Strathkelvin MSP Rona Mackay said today she is looking forward to the “disastrous” shared space project at Kirkintilloch being sorted to ensure the needs of all her constituents are taken into consideration.
Ms Mackay wants to meet with East Dunbartonshire Council’s Depute Chief Executive Thomas Glen regarding consultation with vulnerable groups.
Earlier in the week, council leader Rhondda Geekie admitted live on BBC Scotland that the controversial shared space initiative, which takes in the Catherine Street junction, has failed.
Ms Mackay told the Herald: “I am glad the council leader and I are finally on the same page when it comes to this shared space shambles in Kirkintilloch town centre.
“I would like to thank all of those who spoke out against this, and Liz Gallacher at the Kirkintilloch Herald for excellent and impartial coverage. Though we still have to keep up the pressure.”
“I have written to Depute Chief Executive Thomas Glen, asking how and when we can go about consulting in detail with vulnerable groups over what they would like to see implemented to places like Catherine Street.
“I’m looking forward to this disastrous vanity project by our Labour-led council being sorted out to ensure the needs of all of my constituents are taken into consideration.”

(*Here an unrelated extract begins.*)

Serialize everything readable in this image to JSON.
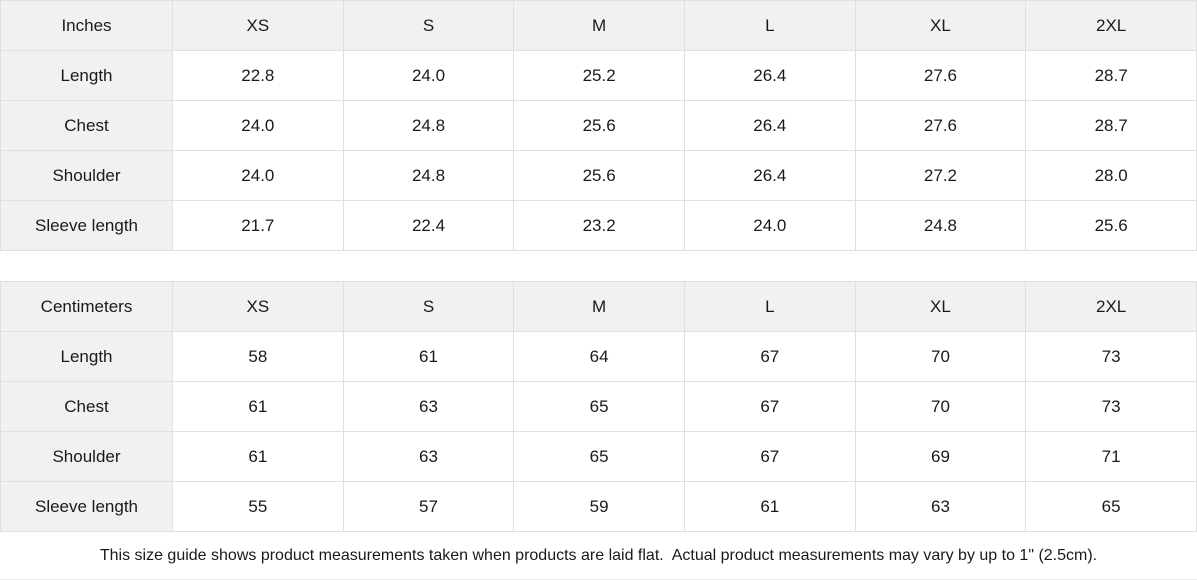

On the radio discussion programme, Councillor Geekie told presenter John Beattie that East Dunbartonshire Council can reverse the controversial changes after saying she is “disappointed it’s not worked in Kirkintilloch”.
Ms Mackay, who was also on the BBC show, said she welcomed the statement from Councillor Geekie and has written to Mr Glen to ask how and when the process can be started and when arrangements will be made to consult with residents and vulnerable groups on safety changes.

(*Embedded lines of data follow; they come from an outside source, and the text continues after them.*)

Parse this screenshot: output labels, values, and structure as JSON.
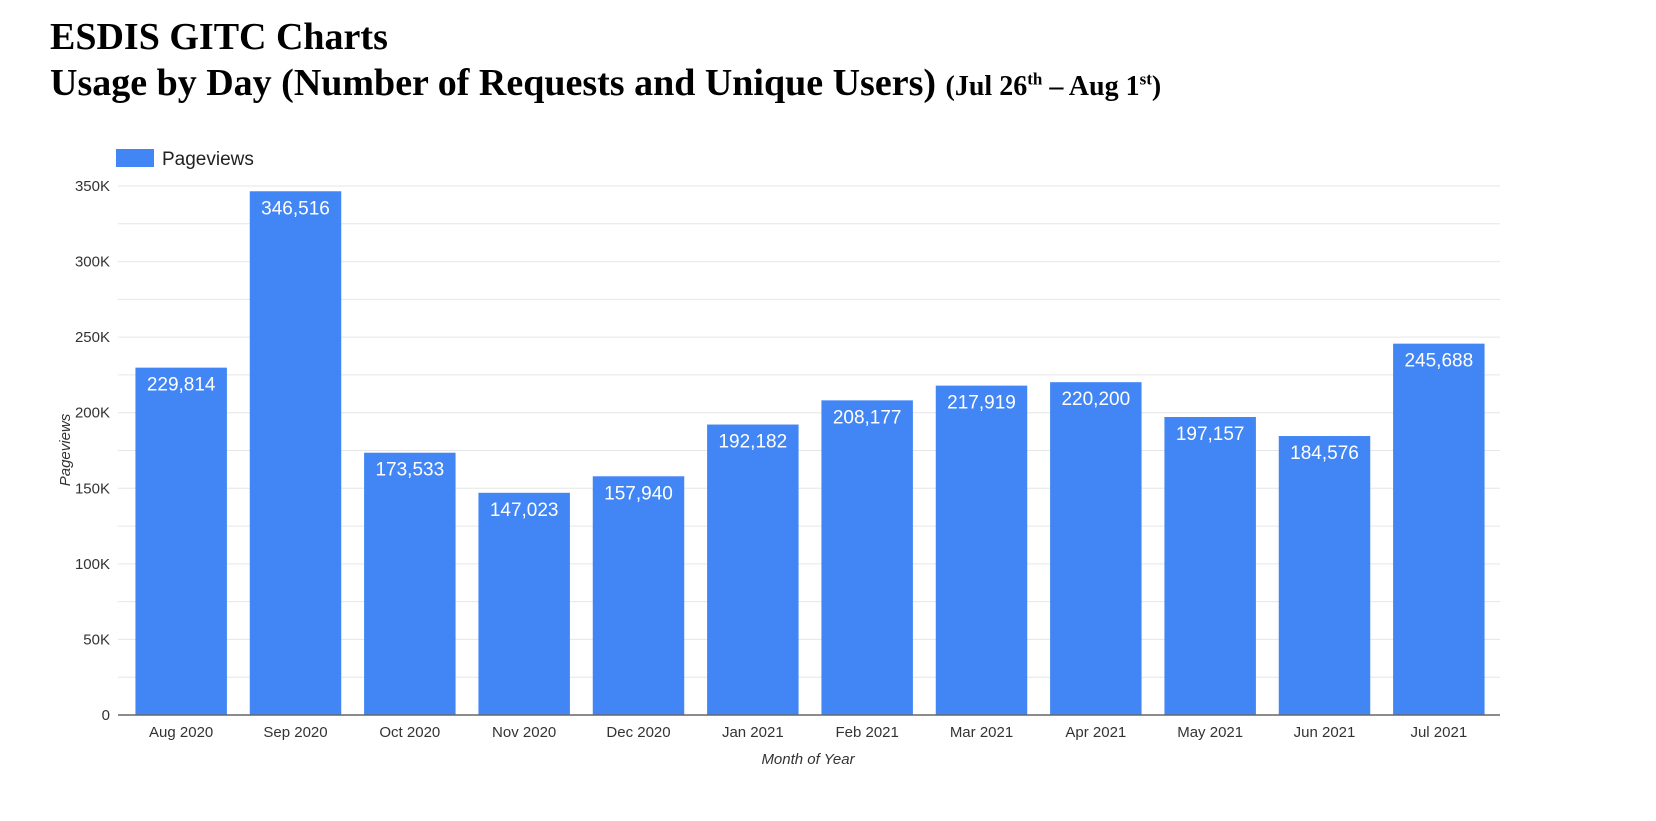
{
  "header": {
    "title_line1": "ESDIS GITC Charts",
    "title_line2": "Usage by Day (Number of Requests and Unique Users)",
    "range_open": "(Jul 26",
    "range_sup1": "th",
    "range_mid": " – Aug 1",
    "range_sup2": "st",
    "range_close": ")"
  },
  "chart_data": {
    "type": "bar",
    "categories": [
      "Aug 2020",
      "Sep 2020",
      "Oct 2020",
      "Nov 2020",
      "Dec 2020",
      "Jan 2021",
      "Feb 2021",
      "Mar 2021",
      "Apr 2021",
      "May 2021",
      "Jun 2021",
      "Jul 2021"
    ],
    "series": [
      {
        "name": "Pageviews",
        "values": [
          229814,
          346516,
          173533,
          147023,
          157940,
          192182,
          208177,
          217919,
          220200,
          197157,
          184576,
          245688
        ],
        "color": "#4285f4"
      }
    ],
    "value_labels": [
      "229,814",
      "346,516",
      "173,533",
      "147,023",
      "157,940",
      "192,182",
      "208,177",
      "217,919",
      "220,200",
      "197,157",
      "184,576",
      "245,688"
    ],
    "xlabel": "Month of Year",
    "ylabel": "Pageviews",
    "ylim": [
      0,
      350000
    ],
    "yticks": [
      0,
      50000,
      100000,
      150000,
      200000,
      250000,
      300000,
      350000
    ],
    "ytick_labels": [
      "0",
      "50K",
      "100K",
      "150K",
      "200K",
      "250K",
      "300K",
      "350K"
    ],
    "legend_position": "top-left",
    "grid": true,
    "bar_color": "#4285f4",
    "gridline_color": "#e6e6e6"
  }
}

On the show, the lcoal MSP outlined the problems at the junction, such as vulnerable constituents being effectively excluded from the town, and how drivers and pedestrians are left confused as to who has the right of way.
Police have dealt with several accidents at the junction, and there have been social media reports of drivers in minor collisions and episodes causing chaos.

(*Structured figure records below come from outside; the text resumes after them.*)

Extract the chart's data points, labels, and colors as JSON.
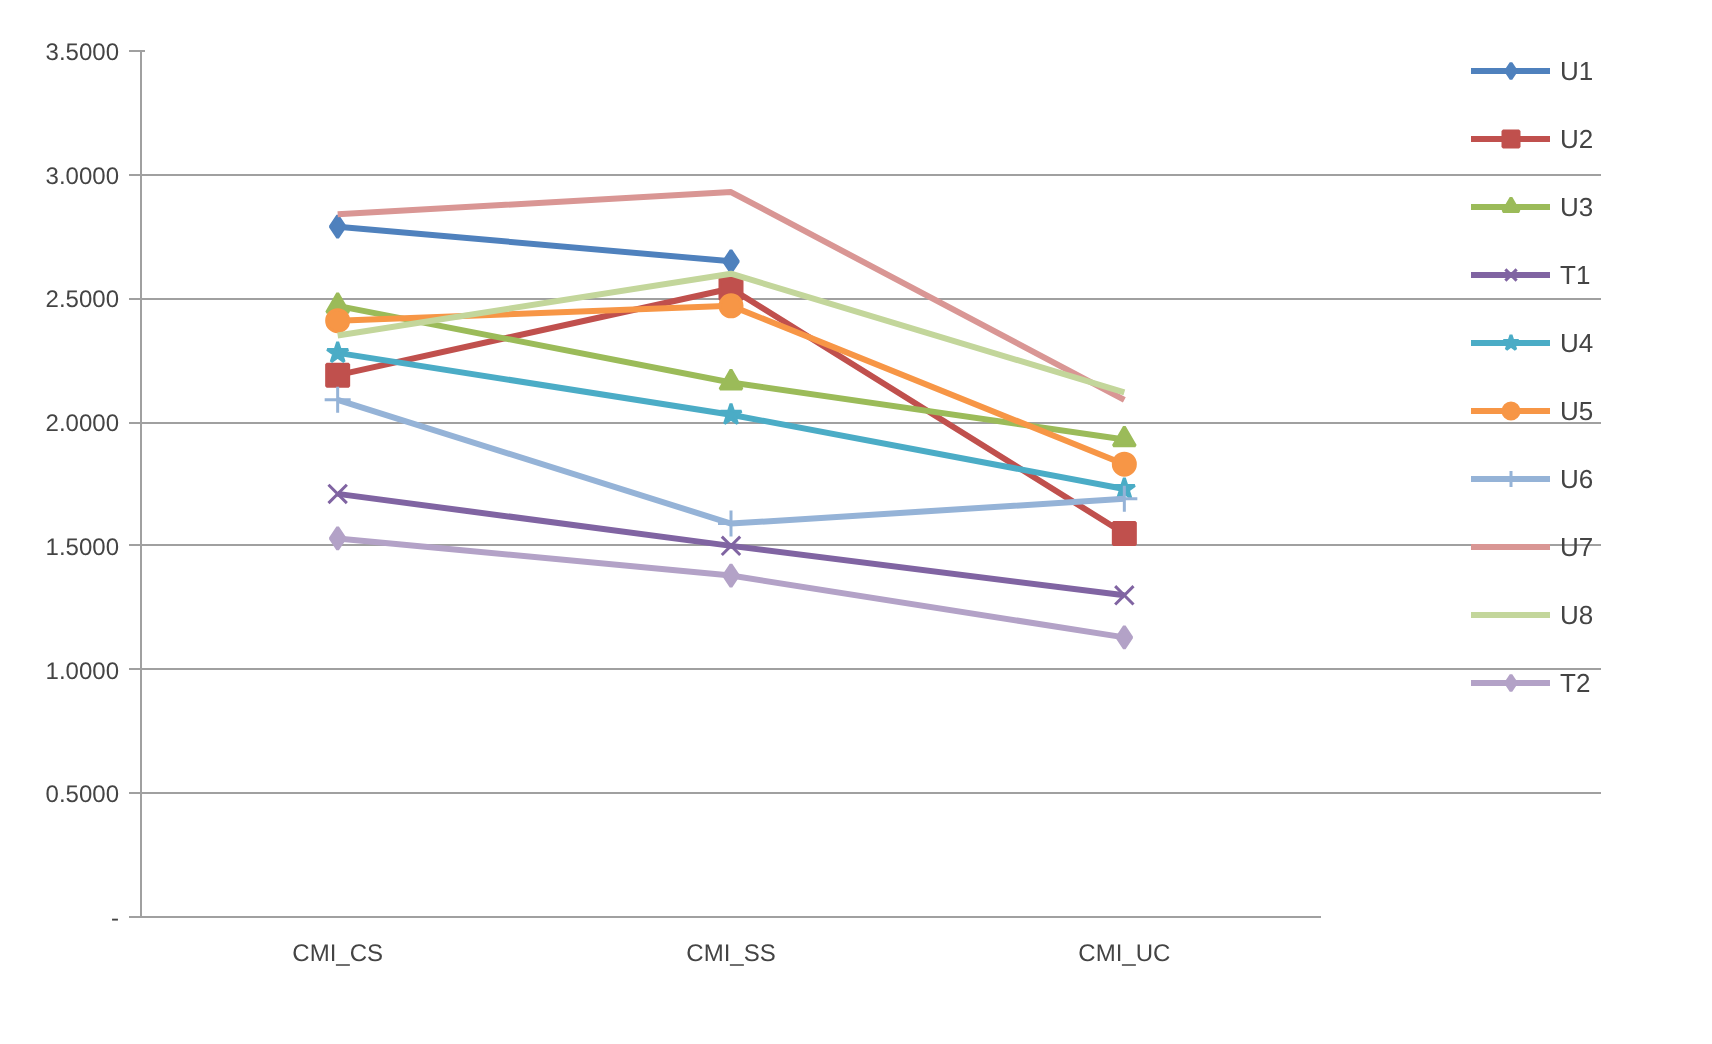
{
  "chart_data": {
    "type": "line",
    "categories": [
      "CMI_CS",
      "CMI_SS",
      "CMI_UC"
    ],
    "series": [
      {
        "name": "U1",
        "color": "#4f81bd",
        "marker": "diamond",
        "values": [
          2.79,
          2.65,
          null
        ]
      },
      {
        "name": "U2",
        "color": "#c0504d",
        "marker": "square",
        "values": [
          2.19,
          2.54,
          1.55
        ]
      },
      {
        "name": "U3",
        "color": "#9bbb59",
        "marker": "triangle",
        "values": [
          2.47,
          2.16,
          1.93
        ]
      },
      {
        "name": "T1",
        "color": "#8064a2",
        "marker": "cross",
        "values": [
          1.71,
          1.5,
          1.3
        ]
      },
      {
        "name": "U4",
        "color": "#4bacc6",
        "marker": "star",
        "values": [
          2.28,
          2.03,
          1.73
        ]
      },
      {
        "name": "U5",
        "color": "#f79646",
        "marker": "circle",
        "values": [
          2.41,
          2.47,
          1.83
        ]
      },
      {
        "name": "U6",
        "color": "#95b3d7",
        "marker": "plus",
        "values": [
          2.09,
          1.59,
          1.69
        ]
      },
      {
        "name": "U7",
        "color": "#d99694",
        "marker": "none",
        "values": [
          2.84,
          2.93,
          2.09
        ]
      },
      {
        "name": "U8",
        "color": "#c3d69b",
        "marker": "none",
        "values": [
          2.35,
          2.6,
          2.12
        ]
      },
      {
        "name": "T2",
        "color": "#b3a2c7",
        "marker": "diamond",
        "values": [
          1.53,
          1.38,
          1.13
        ]
      }
    ],
    "ylim": [
      0,
      3.5
    ],
    "yticks": [
      {
        "value": 0,
        "label": "-"
      },
      {
        "value": 0.5,
        "label": "0.5000"
      },
      {
        "value": 1,
        "label": "1.0000"
      },
      {
        "value": 1.5,
        "label": "1.5000"
      },
      {
        "value": 2,
        "label": "2.0000"
      },
      {
        "value": 2.5,
        "label": "2.5000"
      },
      {
        "value": 3,
        "label": "3.0000"
      },
      {
        "value": 3.5,
        "label": "3.5000"
      }
    ],
    "grid": "y",
    "legend": "right",
    "line_style": "solid"
  }
}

Campaigner Sandy Taylor spoke on BBC Radio Scotland shortly after Ms Mackay and Cllr Geekie about safety problems facing disable and elderly people due to the lack of traffic lights
Rona added: “I applaud the tenacity Sandy has shown to help our community.”
In a previous story, we revealed environment group Sustrans, who funded half of the £3.1 million shared space scheme, have now accepted traffic lights and controlled crossings can form part of shared spaces, after discussion with Scottish Transport Minister Humza Yousaf.